Oh, there was traffic, sure, a snarl of cars, especially at the periphery of the city, driving in from the airport. But now, as we set out for a quick evening walk across the Square of the Three Crosses, just outside of where we're staying, we encounter few others.
Warsaw is like that: it can quickly become residential, with only the occasional small shop (sausages maybe?) squeezed in among rows of low rise apartment buildings.
Is there a shopping heart to the city? Ed asks.
Is there? I have to think about that.
Yes and no. This is a city of neighborhoods. You return to your own to shop for foods, to drop off your shoes at the cobbler. The heart of the city is a magnet, but not for commerce so much as for its prettiness, its café life, its parks.

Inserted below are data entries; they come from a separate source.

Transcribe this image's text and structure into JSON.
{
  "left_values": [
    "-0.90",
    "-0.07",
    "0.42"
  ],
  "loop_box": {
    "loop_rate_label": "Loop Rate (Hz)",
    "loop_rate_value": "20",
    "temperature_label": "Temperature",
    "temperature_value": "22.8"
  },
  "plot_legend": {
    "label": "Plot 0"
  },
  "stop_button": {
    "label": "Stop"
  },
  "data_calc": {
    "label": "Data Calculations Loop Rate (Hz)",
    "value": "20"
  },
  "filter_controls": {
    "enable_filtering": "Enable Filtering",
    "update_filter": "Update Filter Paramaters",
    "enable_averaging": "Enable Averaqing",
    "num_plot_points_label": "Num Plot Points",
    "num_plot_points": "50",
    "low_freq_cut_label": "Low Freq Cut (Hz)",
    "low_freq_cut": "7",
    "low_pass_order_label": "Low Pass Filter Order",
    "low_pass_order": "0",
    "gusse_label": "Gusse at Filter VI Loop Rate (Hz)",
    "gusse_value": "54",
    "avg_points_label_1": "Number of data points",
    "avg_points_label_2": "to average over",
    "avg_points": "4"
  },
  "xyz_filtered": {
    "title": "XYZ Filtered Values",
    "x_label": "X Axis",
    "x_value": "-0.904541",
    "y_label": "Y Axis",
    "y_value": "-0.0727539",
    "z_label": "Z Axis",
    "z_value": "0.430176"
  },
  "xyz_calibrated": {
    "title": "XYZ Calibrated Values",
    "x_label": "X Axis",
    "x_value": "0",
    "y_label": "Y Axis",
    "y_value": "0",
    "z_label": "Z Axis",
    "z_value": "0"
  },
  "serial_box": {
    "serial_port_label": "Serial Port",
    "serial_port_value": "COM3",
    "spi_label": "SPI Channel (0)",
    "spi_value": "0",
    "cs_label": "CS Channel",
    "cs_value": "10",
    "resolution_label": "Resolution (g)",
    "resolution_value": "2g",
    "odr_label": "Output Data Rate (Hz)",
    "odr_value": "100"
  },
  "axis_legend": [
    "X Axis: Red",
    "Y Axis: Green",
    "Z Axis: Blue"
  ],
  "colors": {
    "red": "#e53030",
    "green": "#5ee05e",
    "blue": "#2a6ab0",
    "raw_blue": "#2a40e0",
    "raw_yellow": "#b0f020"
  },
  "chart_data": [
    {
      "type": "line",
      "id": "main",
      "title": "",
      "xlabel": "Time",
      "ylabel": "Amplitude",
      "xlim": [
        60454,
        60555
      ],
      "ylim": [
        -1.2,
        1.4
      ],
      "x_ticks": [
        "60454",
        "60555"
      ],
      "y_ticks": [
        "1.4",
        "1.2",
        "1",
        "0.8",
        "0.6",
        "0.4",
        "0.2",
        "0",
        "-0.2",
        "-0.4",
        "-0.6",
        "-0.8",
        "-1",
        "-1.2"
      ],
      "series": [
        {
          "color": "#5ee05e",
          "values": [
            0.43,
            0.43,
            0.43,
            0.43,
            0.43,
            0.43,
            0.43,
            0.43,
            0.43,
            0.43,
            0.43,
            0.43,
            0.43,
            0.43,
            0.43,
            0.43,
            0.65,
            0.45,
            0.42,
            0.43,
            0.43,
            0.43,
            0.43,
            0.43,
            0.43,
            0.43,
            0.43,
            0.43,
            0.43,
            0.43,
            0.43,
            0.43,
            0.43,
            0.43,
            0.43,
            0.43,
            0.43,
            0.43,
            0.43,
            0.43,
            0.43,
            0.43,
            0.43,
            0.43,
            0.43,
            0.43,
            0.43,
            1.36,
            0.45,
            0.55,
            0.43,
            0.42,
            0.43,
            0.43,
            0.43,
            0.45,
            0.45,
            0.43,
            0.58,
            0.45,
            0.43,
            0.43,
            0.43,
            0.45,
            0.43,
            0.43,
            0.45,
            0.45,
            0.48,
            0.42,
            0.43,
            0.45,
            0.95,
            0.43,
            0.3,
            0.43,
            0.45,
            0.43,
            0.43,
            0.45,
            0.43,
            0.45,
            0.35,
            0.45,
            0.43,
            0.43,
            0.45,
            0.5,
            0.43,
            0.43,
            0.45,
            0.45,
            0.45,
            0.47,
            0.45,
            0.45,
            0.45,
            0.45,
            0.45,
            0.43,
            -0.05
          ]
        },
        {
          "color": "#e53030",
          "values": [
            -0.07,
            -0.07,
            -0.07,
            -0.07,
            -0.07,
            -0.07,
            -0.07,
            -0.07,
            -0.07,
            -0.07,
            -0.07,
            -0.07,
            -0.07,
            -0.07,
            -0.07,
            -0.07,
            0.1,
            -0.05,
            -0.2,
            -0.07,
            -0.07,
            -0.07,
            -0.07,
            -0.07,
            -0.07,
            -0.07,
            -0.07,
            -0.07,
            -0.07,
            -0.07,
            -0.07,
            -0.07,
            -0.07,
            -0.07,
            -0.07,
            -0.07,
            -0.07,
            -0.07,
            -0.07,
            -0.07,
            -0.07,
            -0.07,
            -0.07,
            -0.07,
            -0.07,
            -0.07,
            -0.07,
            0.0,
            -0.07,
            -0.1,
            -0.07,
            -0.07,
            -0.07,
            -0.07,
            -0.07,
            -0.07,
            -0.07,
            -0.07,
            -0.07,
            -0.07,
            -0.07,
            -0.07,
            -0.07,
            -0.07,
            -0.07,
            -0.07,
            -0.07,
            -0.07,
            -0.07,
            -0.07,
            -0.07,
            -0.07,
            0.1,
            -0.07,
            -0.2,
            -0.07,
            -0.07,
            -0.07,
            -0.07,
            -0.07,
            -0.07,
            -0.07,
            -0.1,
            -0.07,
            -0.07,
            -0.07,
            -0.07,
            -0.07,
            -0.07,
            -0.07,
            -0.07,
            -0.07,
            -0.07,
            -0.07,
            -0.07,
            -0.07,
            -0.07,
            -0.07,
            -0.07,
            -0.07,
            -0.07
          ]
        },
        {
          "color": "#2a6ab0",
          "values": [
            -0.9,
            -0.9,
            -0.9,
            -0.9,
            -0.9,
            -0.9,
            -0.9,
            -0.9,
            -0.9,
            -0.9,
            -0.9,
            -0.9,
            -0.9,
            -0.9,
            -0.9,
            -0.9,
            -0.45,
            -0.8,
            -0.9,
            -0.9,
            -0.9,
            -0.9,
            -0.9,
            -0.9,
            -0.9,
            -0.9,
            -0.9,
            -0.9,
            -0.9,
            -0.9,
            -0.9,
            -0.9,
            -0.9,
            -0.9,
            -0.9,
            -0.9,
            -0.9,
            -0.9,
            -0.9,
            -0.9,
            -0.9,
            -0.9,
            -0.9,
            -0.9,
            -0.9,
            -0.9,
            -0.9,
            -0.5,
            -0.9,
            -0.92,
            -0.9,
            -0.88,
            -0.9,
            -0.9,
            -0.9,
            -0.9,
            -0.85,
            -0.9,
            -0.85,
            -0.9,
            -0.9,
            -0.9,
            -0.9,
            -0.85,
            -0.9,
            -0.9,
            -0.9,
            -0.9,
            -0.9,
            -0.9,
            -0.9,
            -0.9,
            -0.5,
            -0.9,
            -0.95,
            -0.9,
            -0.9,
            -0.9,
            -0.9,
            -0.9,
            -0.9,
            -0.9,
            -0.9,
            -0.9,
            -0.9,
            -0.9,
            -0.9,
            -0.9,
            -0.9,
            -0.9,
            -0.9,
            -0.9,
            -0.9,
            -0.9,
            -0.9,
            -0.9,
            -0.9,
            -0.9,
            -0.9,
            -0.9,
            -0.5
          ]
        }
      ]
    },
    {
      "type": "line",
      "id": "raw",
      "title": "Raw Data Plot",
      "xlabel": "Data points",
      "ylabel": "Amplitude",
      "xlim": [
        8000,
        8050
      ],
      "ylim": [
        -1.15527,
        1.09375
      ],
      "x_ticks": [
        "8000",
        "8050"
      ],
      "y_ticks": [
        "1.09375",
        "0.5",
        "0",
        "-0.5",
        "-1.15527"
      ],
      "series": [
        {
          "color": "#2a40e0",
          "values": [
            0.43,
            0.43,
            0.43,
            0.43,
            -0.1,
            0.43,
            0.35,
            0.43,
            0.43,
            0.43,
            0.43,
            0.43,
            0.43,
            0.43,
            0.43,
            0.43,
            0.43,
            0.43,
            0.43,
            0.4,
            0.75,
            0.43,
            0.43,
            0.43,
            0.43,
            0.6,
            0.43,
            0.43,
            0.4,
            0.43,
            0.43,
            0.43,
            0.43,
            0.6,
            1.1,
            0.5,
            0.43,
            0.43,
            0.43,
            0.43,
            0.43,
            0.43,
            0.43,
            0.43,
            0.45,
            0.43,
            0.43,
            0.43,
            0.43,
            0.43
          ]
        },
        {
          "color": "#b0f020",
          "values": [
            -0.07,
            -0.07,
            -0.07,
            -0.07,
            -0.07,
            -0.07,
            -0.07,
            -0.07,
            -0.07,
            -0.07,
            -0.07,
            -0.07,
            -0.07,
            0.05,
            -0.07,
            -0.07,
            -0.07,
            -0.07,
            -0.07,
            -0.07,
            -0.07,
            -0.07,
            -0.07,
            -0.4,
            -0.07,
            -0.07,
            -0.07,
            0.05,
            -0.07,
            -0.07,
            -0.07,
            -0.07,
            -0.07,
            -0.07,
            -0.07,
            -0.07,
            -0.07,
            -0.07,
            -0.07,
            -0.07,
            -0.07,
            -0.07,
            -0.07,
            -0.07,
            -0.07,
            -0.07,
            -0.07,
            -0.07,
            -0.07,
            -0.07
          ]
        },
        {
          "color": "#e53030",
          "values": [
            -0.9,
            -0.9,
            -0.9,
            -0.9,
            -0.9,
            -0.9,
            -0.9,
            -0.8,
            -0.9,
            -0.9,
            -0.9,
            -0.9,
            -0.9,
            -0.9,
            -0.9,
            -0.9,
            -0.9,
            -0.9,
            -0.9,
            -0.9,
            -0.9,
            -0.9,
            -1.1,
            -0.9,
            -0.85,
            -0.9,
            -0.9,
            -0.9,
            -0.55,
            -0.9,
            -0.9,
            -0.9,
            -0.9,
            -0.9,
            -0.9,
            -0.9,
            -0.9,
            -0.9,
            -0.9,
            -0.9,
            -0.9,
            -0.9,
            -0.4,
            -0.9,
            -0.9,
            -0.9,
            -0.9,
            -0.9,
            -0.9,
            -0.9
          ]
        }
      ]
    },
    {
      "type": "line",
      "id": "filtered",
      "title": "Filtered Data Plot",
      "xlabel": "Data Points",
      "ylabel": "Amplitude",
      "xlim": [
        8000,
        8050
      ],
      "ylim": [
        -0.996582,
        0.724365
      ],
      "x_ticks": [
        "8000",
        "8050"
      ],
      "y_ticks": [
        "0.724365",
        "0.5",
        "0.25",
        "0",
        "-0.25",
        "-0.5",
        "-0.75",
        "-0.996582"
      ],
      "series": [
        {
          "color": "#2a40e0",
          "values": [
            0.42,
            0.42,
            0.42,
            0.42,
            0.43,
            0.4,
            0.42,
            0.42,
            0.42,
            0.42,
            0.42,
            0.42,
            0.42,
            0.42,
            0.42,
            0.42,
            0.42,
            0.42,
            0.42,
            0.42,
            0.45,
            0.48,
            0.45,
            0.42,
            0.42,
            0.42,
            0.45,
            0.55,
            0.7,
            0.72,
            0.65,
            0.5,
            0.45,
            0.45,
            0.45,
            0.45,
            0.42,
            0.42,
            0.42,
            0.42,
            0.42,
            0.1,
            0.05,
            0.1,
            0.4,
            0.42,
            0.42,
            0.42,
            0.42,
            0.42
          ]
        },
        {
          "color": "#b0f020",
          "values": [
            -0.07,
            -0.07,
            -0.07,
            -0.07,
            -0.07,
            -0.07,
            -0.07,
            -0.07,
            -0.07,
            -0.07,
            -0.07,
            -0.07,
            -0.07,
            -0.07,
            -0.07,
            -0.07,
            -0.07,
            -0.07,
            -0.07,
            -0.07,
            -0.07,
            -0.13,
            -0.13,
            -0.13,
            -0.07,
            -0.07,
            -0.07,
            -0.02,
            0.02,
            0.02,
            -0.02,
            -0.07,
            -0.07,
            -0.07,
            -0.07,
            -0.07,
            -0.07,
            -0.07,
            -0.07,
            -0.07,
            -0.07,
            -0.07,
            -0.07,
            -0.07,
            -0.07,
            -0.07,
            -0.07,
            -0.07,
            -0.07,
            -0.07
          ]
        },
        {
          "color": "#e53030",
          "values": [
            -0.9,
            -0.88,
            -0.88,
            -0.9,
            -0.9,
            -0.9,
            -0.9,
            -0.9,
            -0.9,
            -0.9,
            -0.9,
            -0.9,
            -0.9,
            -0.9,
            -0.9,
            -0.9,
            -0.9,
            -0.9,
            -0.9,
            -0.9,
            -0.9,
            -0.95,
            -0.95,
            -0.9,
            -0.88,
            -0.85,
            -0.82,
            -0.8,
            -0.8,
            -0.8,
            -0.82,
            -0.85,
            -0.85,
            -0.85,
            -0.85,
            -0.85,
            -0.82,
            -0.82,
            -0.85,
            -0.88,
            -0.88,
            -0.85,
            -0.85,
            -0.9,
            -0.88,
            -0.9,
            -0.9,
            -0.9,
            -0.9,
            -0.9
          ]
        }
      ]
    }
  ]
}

But there is no time for that tonight. After many delays and a missed connection, we are dead tired. We flew in at the darkening winter hour of three, pushing through the gray clouds of a January sky.
After a quick first visit with my sister and her son, we make our way to Srodmiescie -- city center. My old neighborhood. The place where I learned to tie my shoe laces and stand in line for warm loaves of bread.
We stop at a local café-bakery...
... and order a salad of greens, pickles, egg, tomato, beans and smoked highland sheep’s milk cheese.
And, rather predictably, we end the first day with a pastry. We aren’t really hungry, but there are too few evenings here and I can’t pass it up – a bite of apple cake with baked meringue.